Finite Sample Analysis of Two-Timescale Stochastic Approximation with Applications to Reinforcement Learning

TL;DR

This paper introduces a novel finite sample analysis for two-timescale stochastic approximation algorithms in reinforcement learning, providing the first concentration bound and convergence rates for several RL algorithms.

Contribution

It develops a new recipe for finite sample analysis of two-timescale SA, including a lock-in probability bound and a projection scheme that yields convergence rates.

Findings

First concentration bound for two-timescale SA

Convergence rates for GTD(0), GTD2, and TDC algorithms

Insights on stepsize selection for RL algorithms

Abstract

Two-timescale Stochastic Approximation (SA) algorithms are widely used in Reinforcement Learning (RL).
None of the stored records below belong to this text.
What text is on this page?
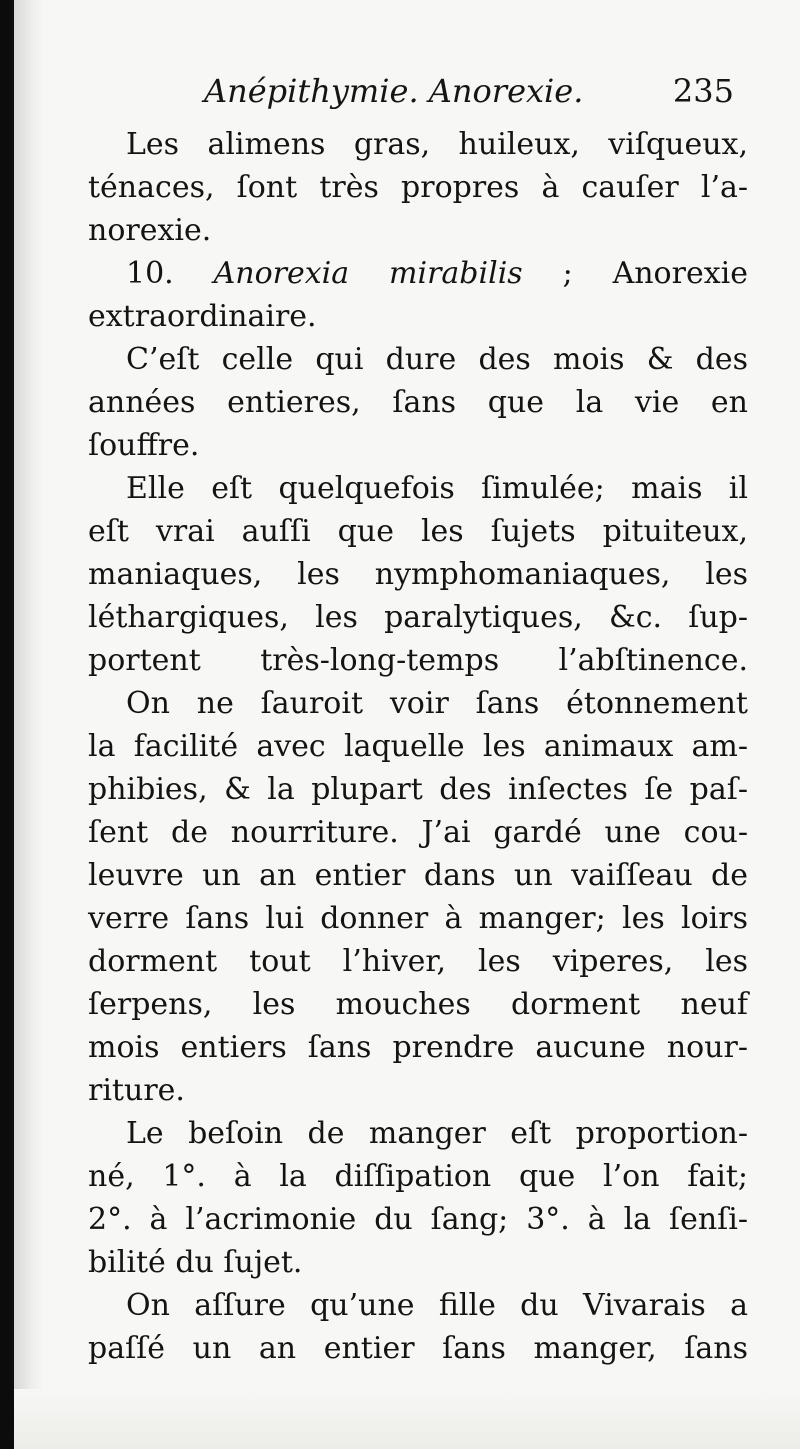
Anépithymie. Anorexie.	235
Les alimens gras, huileux, viſqueux,
ténaces, ſont très propres à cauſer l’a-
norexie.
10. Anorexia mirabilis ; Anorexie
extraordinaire.
C’eſt celle qui dure des mois & des
années entieres, ſans que la vie en
ſouffre.
Elle eſt quelquefois ſimulée; mais il
eſt vrai auſſi que les ſujets pituiteux,
maniaques, les nymphomaniaques, les
léthargiques, les paralytiques, &c. ſup-
portent très-long-temps l’abſtinence.
On ne ſauroit voir ſans étonnement
la facilité avec laquelle les animaux am-
phibies, & la plupart des inſectes ſe paſ-
ſent de nourriture. J’ai gardé une cou-
leuvre un an entier dans un vaiſſeau de
verre ſans lui donner à manger; les loirs
dorment tout l’hiver, les viperes, les
ſerpens, les mouches dorment neuf
mois entiers ſans prendre aucune nour-
riture.
Le beſoin de manger eſt proportion-
né, 1°. à la diſſipation que l’on fait;
2°. à l’acrimonie du ſang; 3°. à la ſenſi-
bilité du ſujet.
On aſſure qu’une fille du Vivarais a
paſſé un an entier ſans manger, ſans
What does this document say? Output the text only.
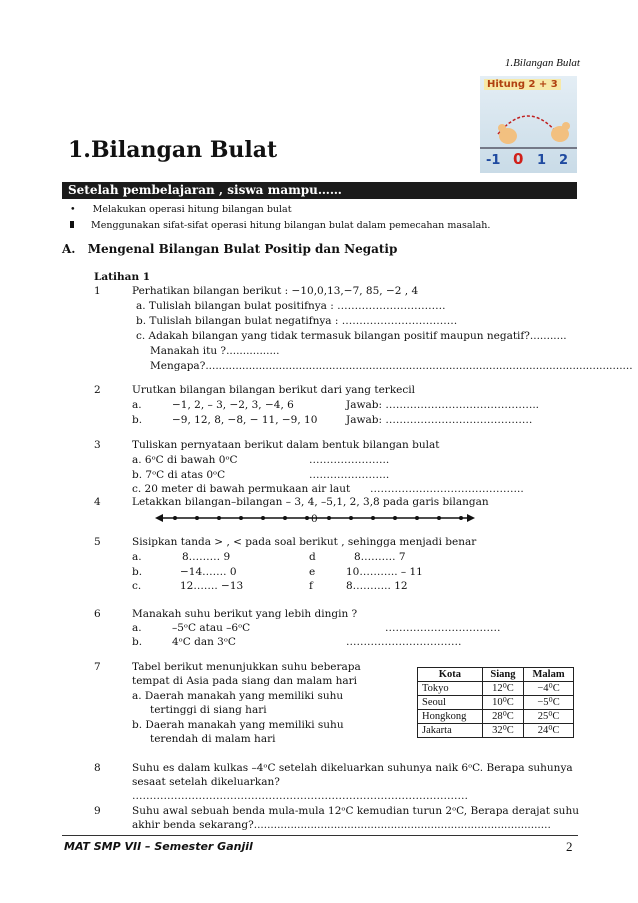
1.Bilangan Bulat
Hitung 2 + 3
-1 0 1 2
1.Bilangan Bulat
Setelah pembelajaran , siswa mampu……
• Melakukan operasi hitung bilangan bulat
Menggunakan sifat-sifat operasi hitung bilangan bulat dalam pemecahan masalah.
A. Mengenal Bilangan Bulat Positip dan Negatip
Latihan 1
1	Perhatikan bilangan berikut : −10,0,13,−7, 85, −2 , 4
a. Tulislah bilangan bulat positifnya : ………………………….
b. Tulislah bilangan bulat negatifnya : ……………………………
c. Adakah bilangan yang tidak termasuk bilangan positif maupun negatif?...........
Manakah itu ?................
Mengapa?................................................................................................................................
2	Urutkan bilangan bilangan berikut dari yang terkecil
a.	−1, 2, – 3, −2, 3, −4, 6	Jawab: ……………………………………..
b.	−9, 12, 8, −8, − 11, −9, 10	Jawab: ……………………………………
3	Tuliskan pernyataan berikut dalam bentuk bilangan bulat
a. 6ᵒC di bawah 0ᵒC	…………………..
b. 7ᵒC di atas 0ᵒC	…………………..
c. 20 meter di bawah permukaan air laut ……………………………………..
4	Letakkan bilangan–bilangan – 3, 4, –5,1, 2, 3,8 pada garis bilangan
0
5	Sisipkan tanda > , < pada soal berikut , sehingga menjadi benar
a.	8……… 9	d	8………. 7
b.	−14……. 0	e	10……….. – 11
c.	12……. −13	f	8……….. 12
6	Manakah suhu berikut yang lebih dingin ?
a.	–5ᵒC atau –6ᵒC	……………………………
b.	4ᵒC dan 3ᵒC	……………………………
7	Tabel berikut menunjukkan suhu beberapa
tempat di Asia pada siang dan malam hari
a. Daerah manakah yang memiliki suhu
tertinggi di siang hari
b. Daerah manakah yang memiliki suhu
terendah di malam hari
Kota	Siang	Malam
Tokyo	12⁰C	−4⁰C
Seoul	10⁰C	−5⁰C
Hongkong	28⁰C	25⁰C
Jakarta	32⁰C	24⁰C
8	Suhu es dalam kulkas –4ᵒC setelah dikeluarkan suhunya naik 6ᵒC. Berapa suhunya
sesaat setelah dikeluarkan?
……………………………………………………………………………………
9	Suhu awal sebuah benda mula-mula 12ᵒC kemudian turun 2ᵒC, Berapa derajat suhu
akhir benda sekarang?.........................................................................................
MAT SMP VII – Semester Ganjil	2
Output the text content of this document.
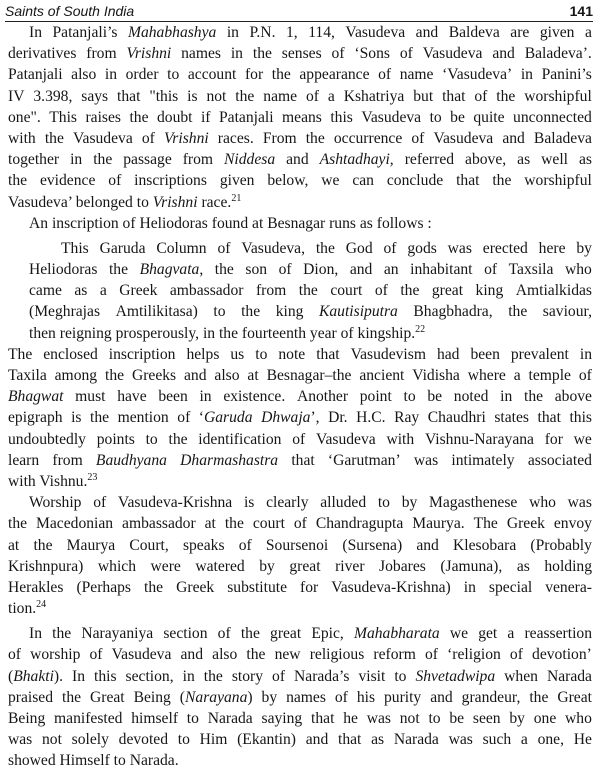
Saints of South India	141
In Patanjali’s Mahabhashya in P.N. 1, 114, Vasudeva and Baldeva are given a
derivatives from Vrishni names in the senses of ‘Sons of Vasudeva and Baladeva’.
Patanjali also in order to account for the appearance of name ‘Vasudeva’ in Panini’s
IV 3.398, says that "this is not the name of a Kshatriya but that of the worshipful
one". This raises the doubt if Patanjali means this Vasudeva to be quite unconnected
with the Vasudeva of Vrishni races. From the occurrence of Vasudeva and Baladeva
together in the passage from Niddesa and Ashtadhayi, referred above, as well as
the evidence of inscriptions given below, we can conclude that the worshipful
Vasudeva’ belonged to Vrishni race.$^{21}$
An inscription of Heliodoras found at Besnagar runs as follows :
This Garuda Column of Vasudeva, the God of gods was erected here by
Heliodoras the Bhagvata, the son of Dion, and an inhabitant of Taxsila who
came as a Greek ambassador from the court of the great king Amtialkidas
(Meghrajas Amtilikitasa) to the king Kautisiputra Bhagbhadra, the saviour,
then reigning prosperously, in the fourteenth year of kingship.$^{22}$
The enclosed inscription helps us to note that Vasudevism had been prevalent in
Taxila among the Greeks and also at Besnagar–the ancient Vidisha where a temple of
Bhagwat must have been in existence. Another point to be noted in the above
epigraph is the mention of ‘Garuda Dhwaja’, Dr. H.C. Ray Chaudhri states that this
undoubtedly points to the identification of Vasudeva with Vishnu-Narayana for we
learn from Baudhyana Dharmashastra that ‘Garutman’ was intimately associated
with Vishnu.$^{23}$
Worship of Vasudeva-Krishna is clearly alluded to by Magasthenese who was
the Macedonian ambassador at the court of Chandragupta Maurya. The Greek envoy
at the Maurya Court, speaks of Soursenoi (Sursena) and Klesobara (Probably
Krishnpura) which were watered by great river Jobares (Jamuna), as holding
Herakles (Perhaps the Greek substitute for Vasudeva-Krishna) in special venera-
tion.$^{24}$
In the Narayaniya section of the great Epic, Mahabharata we get a reassertion
of worship of Vasudeva and also the new religious reform of ‘religion of devotion’
(Bhakti). In this section, in the story of Narada’s visit to Shvetadwipa when Narada
praised the Great Being (Narayana) by names of his purity and grandeur, the Great
Being manifested himself to Narada saying that he was not to be seen by one who
was not solely devoted to Him (Ekantin) and that as Narada was such a one, He
showed Himself to Narada.
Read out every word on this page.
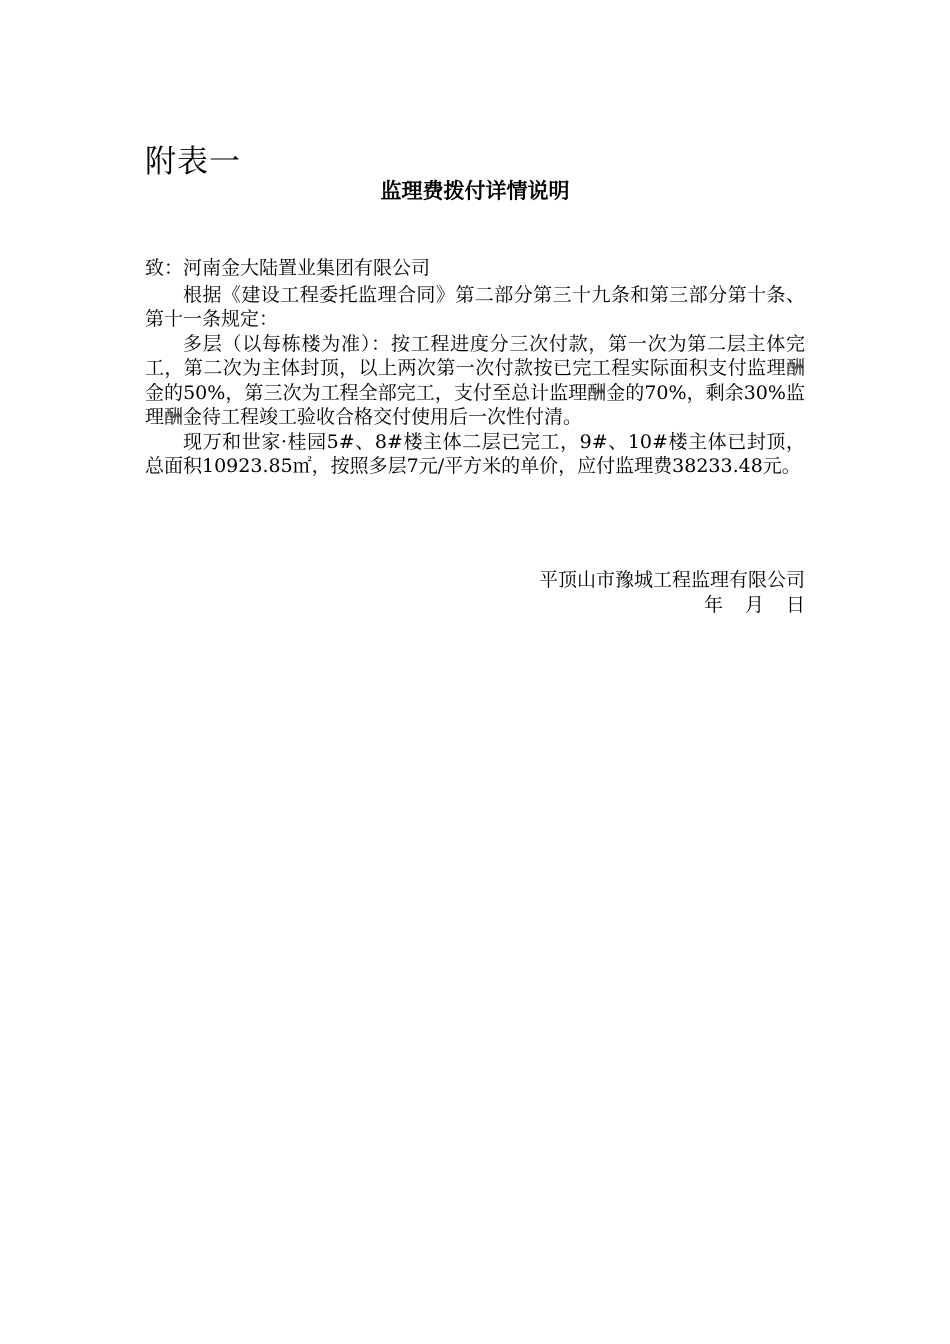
附表一
监理费拨付详情说明

致：河南金大陆置业集团有限公司

根据《建设工程委托监理合同》第二部分第三十九条和第三部分第十条、第十一条规定：

多层（以每栋楼为准）：按工程进度分三次付款，第一次为第二层主体完工，第二次为主体封顶，以上两次第一次付款按已完工程实际面积支付监理酬金的50%，第三次为工程全部完工，支付至总计监理酬金的70%，剩余30%监理酬金待工程竣工验收合格交付使用后一次性付清。

现万和世家·桂园5#、8#楼主体二层已完工，9#、10#楼主体已封顶，总面积10923.85㎡，按照多层7元/平方米的单价，应付监理费38233.48元。

平顶山市豫城工程监理有限公司
年 月 日
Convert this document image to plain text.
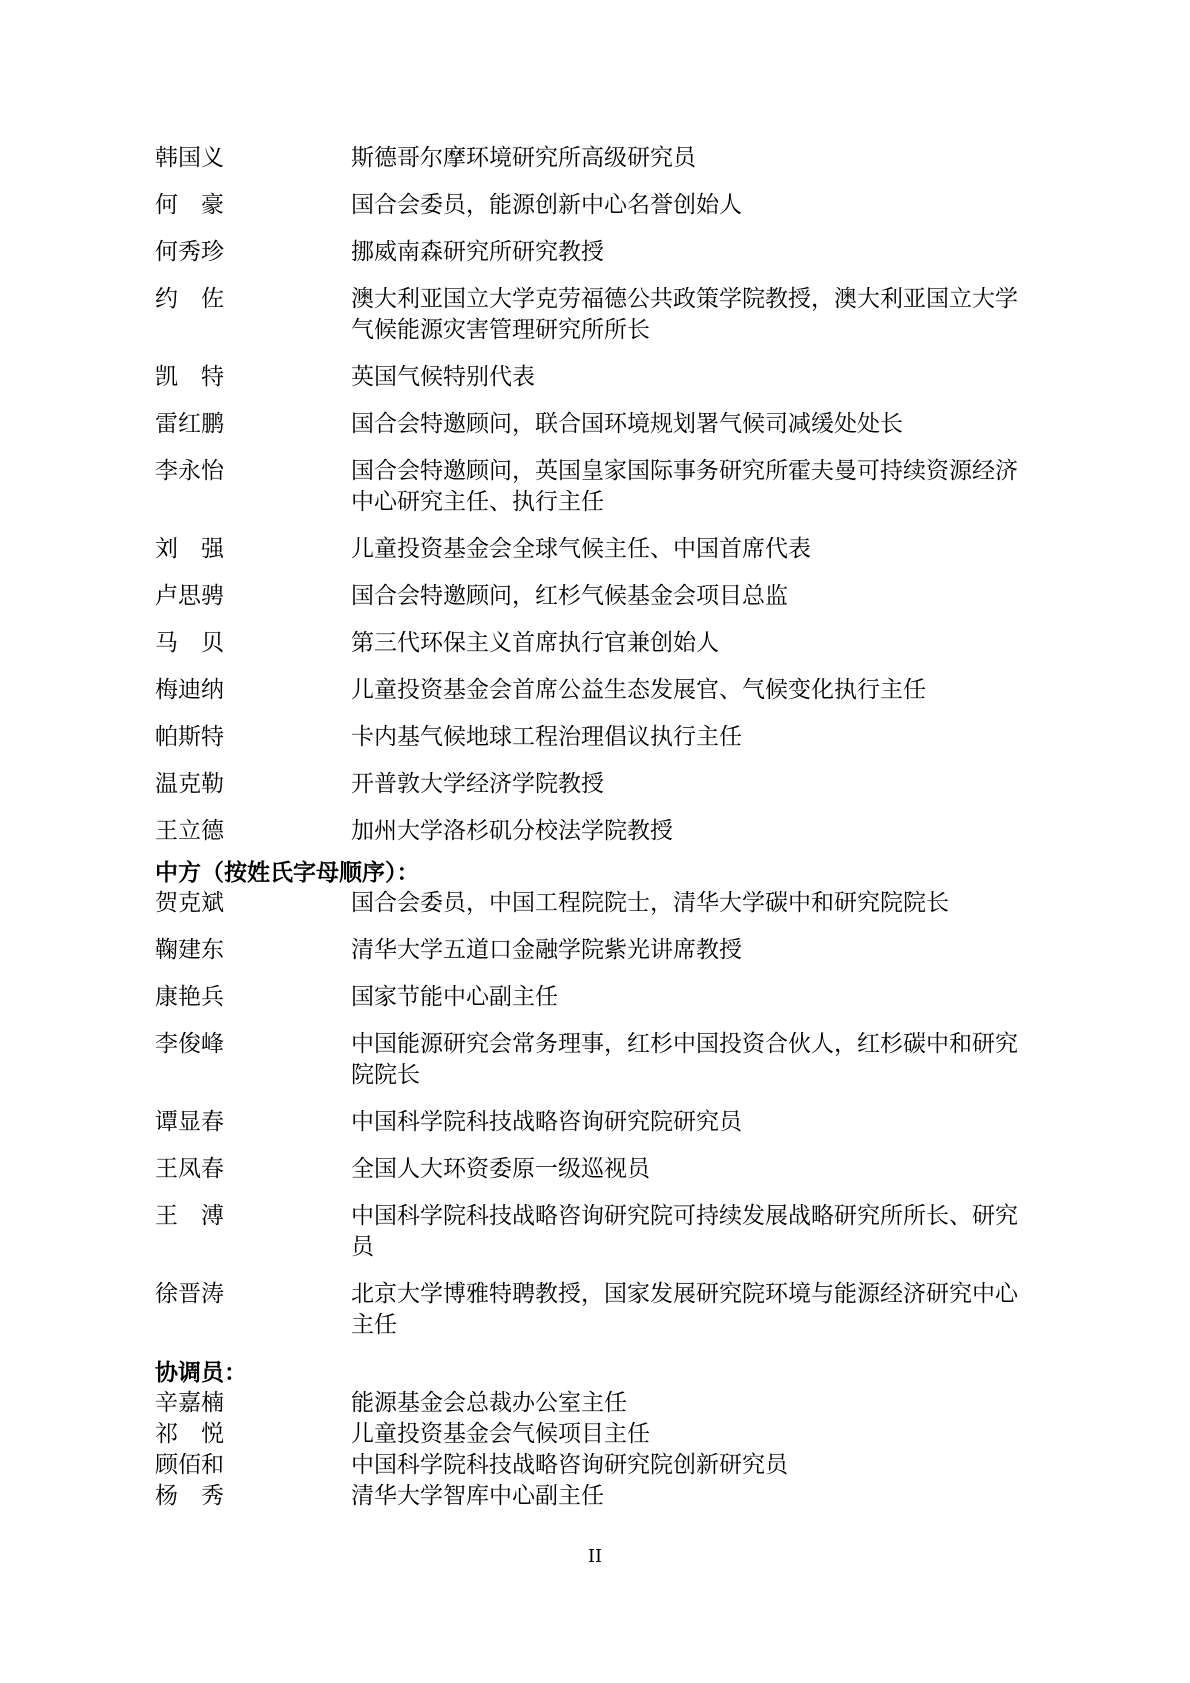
韩国义	斯德哥尔摩环境研究所高级研究员
何　豪	国合会委员，能源创新中心名誉创始人
何秀珍	挪威南森研究所研究教授
约　佐	澳大利亚国立大学克劳福德公共政策学院教授，澳大利亚国立大学气候能源灾害管理研究所所长
凯　特	英国气候特别代表
雷红鹏	国合会特邀顾问，联合国环境规划署气候司减缓处处长
李永怡	国合会特邀顾问，英国皇家国际事务研究所霍夫曼可持续资源经济中心研究主任、执行主任
刘　强	儿童投资基金会全球气候主任、中国首席代表
卢思骋	国合会特邀顾问，红杉气候基金会项目总监
马　贝	第三代环保主义首席执行官兼创始人
梅迪纳	儿童投资基金会首席公益生态发展官、气候变化执行主任
帕斯特	卡内基气候地球工程治理倡议执行主任
温克勒	开普敦大学经济学院教授
王立德	加州大学洛杉矶分校法学院教授
中方（按姓氏字母顺序）：
贺克斌	国合会委员，中国工程院院士，清华大学碳中和研究院院长
鞠建东	清华大学五道口金融学院紫光讲席教授
康艳兵	国家节能中心副主任
李俊峰	中国能源研究会常务理事，红杉中国投资合伙人，红杉碳中和研究院院长
谭显春	中国科学院科技战略咨询研究院研究员
王凤春	全国人大环资委原一级巡视员
王　溥	中国科学院科技战略咨询研究院可持续发展战略研究所所长、研究员
徐晋涛	北京大学博雅特聘教授，国家发展研究院环境与能源经济研究中心主任
协调员：
辛嘉楠	能源基金会总裁办公室主任
祁　悦	儿童投资基金会气候项目主任
顾佰和	中国科学院科技战略咨询研究院创新研究员
杨　秀	清华大学智库中心副主任
II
Their iterates have two parts that are updated using distinct stepsizes. In this work, we develop a novel recipe for their finite sample analysis. Using this, we provide a concentration bound, which is the first such result for a two-timescale SA. The type of bound we obtain is known as `lock-in probability'. We also introduce a new projection scheme, in which the time between successive projections increases exponentially. This scheme allows one to elegantly transform a lock-in probability into a convergence rate result for projected two-timescale SA. From this latter result, we then extract key insights on stepsize selection. As an application, we finally obtain convergence rates for the projected two-timescale RL algorithms GTD(0), GTD2, and TDC.